“We don’t just see what AWS sees, but we also see what say the applications are doing themselves, the actual logs and metrics telemetry.”
Sumo Logic, the Bay area-based machine data analytics platform, recently released a new offering that uses aggregated AWS customer data to let customers benchmark themselves against other AWS cloud infrastructure adopters.
The idea of the “Global Intelligence Service” (GIS) for Amazon GuardDuty, AWS’s threat detection service, is intended to help users assess their cloud security posture. Computer Business Review put some questions about the service to Sumo Logic co-founder and CTO Christian Beedgen in a bid to understand more and see where it fits into an increasingly competitive cloud security marketplace.
How is AWS Benchmarked? And Why GuardDuty for the First GIS?
We of course know today that there’s a tonne of opportunity when you use the cloud. You can outsource a lot of the undifferentiated heavy lifting, and you can reduce the time to market. At the same time, the cloud introduces new approaches, technologies, and abstractions. So there’s more power to the people, but this comes with some amount of new complexity.
The question then becomes, as a cloud user, how can I figure out whether I am doing it right? And frankly, it doesn’t even just have to be cloud usage. The same questions arise if you keep stuff on-prem––you will still want to know how to really run say Kubernetes well. Sometimes, there is no scientifically correct “right” answer and so you want to understand whether what you are doing follows convention and best practice.
The idea behind the Global Intelligence Service is to look across what we are seeing for many of our customers and derive useful insight. We are fully multi-tenant and so our systems can carefully aggregate anonymized data in various automated fashions and present them back to individual customers. Benchmarking and baselining is a way to extract convention and best practices and the ways to responsibly aggregate the data are well understood.
We are starting with security as this is a really obvious choice – AWS GuardDuty provides threat intelligence for IT teams, and so GIS for GuardDuty provides insight into which threats others are seeing and at which rate. Our customers are telling us that this really helps them prioritize which small subset of the many alerts they are getting they should really focus on.
What Role does Data Play here?
I think cloud security has gone from being a situation where people didn’t trust the public cloud providers, to now being something where you have to have a good reason not to deploy in the cloud. Behind this, however, I think there is still a lot of work that needs to be done on building up processes and working practices around cloud security.
Take the Security Operations Center – when you have so many moving parts internally, SOC analysts need help to keep up.
Now add cloud into the mix, and you have much more data coming in all the time and a shared responsibility model to bear in mind as well. You have to work on how to collaborate with your suppliers or vendors, or with your key partners and their own SOC teams. You will all rely on each other to get the job done quickly.
Without some data on how well you are doing, it’s difficult to convince people to do things differently. When you benchmark, you can point out whether you are doing a good job or whether you are behind the curve.
Why Hasn’t AWS Simply Built this Itself?
Frankly, they could build GIS for GuardDuty if they wanted to. But one vendor can’t do everything all the time, and so in this case, we can provide additional value. I think in general what you will see in the context of GIS as we continue to add data sources and use cases is that we have a different aperture than AWS in terms of data.
We don’t just see what AWS sees, but we also see what say the applications are doing themselves, the actual logs and metrics telemetry. This is not something that AWS necessarily sees. Even more importantly, as much as AWS has a massive presence, workloads still run in many other places, and we see all of that as well.
What does this Data help Companies do in Practice?
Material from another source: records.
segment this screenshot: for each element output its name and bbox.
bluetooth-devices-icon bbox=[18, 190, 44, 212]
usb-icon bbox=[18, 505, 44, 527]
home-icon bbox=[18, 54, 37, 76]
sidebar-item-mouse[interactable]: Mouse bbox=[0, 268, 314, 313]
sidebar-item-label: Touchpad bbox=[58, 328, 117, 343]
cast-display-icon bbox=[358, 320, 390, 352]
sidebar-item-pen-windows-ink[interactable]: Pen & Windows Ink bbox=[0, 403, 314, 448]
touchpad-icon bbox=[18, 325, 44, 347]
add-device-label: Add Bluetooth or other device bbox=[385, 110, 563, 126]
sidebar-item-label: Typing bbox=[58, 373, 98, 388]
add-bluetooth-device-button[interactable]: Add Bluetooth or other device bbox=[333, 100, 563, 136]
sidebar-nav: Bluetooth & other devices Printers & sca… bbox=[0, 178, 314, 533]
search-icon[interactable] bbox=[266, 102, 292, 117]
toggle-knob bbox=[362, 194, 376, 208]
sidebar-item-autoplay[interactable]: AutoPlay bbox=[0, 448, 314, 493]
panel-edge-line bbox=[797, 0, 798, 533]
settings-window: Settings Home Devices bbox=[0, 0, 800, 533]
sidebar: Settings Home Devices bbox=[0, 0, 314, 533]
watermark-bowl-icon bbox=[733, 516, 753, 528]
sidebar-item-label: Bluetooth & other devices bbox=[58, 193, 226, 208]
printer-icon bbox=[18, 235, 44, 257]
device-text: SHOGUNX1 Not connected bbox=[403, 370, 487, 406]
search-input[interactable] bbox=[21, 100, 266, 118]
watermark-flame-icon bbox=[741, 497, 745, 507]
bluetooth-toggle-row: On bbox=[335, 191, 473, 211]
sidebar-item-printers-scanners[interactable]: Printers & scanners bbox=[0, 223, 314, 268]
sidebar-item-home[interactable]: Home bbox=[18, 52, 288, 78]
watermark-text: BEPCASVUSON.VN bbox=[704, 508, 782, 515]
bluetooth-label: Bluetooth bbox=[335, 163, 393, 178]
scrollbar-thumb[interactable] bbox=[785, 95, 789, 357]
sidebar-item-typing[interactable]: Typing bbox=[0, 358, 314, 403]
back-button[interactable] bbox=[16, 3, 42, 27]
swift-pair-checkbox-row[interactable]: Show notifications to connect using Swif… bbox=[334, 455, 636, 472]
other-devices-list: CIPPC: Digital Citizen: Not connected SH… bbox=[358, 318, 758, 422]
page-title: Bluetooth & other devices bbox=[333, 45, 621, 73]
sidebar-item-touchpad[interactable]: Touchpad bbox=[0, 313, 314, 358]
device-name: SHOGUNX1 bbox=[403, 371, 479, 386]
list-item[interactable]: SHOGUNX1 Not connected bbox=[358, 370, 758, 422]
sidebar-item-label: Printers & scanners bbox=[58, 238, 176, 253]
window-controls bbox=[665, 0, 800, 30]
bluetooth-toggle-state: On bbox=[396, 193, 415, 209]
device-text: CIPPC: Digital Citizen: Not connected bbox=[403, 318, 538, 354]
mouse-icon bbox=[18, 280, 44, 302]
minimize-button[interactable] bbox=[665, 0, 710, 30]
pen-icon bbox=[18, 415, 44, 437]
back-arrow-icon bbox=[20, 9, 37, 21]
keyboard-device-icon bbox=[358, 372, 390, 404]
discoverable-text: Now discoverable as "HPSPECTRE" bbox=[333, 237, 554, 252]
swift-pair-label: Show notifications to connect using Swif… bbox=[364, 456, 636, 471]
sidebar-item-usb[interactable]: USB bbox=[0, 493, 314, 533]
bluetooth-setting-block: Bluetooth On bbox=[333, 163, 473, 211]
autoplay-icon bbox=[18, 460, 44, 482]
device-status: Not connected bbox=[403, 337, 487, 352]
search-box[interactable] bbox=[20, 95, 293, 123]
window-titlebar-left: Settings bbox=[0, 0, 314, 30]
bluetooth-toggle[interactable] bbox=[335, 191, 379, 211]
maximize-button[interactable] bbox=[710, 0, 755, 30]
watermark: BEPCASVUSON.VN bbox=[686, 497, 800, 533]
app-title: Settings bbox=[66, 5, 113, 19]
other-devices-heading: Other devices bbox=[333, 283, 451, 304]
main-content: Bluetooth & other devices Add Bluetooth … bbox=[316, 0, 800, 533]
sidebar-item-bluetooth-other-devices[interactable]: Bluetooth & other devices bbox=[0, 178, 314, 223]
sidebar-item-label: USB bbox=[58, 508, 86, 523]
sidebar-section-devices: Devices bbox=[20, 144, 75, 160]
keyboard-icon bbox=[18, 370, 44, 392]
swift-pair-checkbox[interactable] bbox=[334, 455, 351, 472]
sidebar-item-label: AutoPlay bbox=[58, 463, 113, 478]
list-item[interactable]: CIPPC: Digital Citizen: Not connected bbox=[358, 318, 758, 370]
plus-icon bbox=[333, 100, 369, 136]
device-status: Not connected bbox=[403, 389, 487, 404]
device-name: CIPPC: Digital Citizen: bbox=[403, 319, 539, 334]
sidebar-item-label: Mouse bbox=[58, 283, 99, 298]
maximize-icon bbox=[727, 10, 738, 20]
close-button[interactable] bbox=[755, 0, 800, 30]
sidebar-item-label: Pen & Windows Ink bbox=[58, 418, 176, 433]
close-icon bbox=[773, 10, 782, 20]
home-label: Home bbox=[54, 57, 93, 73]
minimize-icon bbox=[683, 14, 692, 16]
Every security alerting system ever has had to, and likely for some time to come will have to, deal with alert overload and fatigue. Once you start looking for stuff, you will find things. Dialing in automated detection to a degree where it only surfaces true positives that you need to act on is a very hard and generally unsolved problem. But there is nothing wrong with getting good and better signals.
AWS GuardDuty is a very neat way to get high-value signals. Customers love it, and they are telling us that it would be great if they could understand whether the alerts they are getting are the same as other customers get. Because there will be a fair amount of alerts, and now you need to decide which ones to look into first. We found that exposing how they stack up in terms of the distribution of alert types to a larger set of customers made it very easy for them to focus on what is important. We also learned that understanding low-frequency alerts in terms of community overall community frequency was a good indicator for actual rare-ness of an alert––another great signal for prioritization!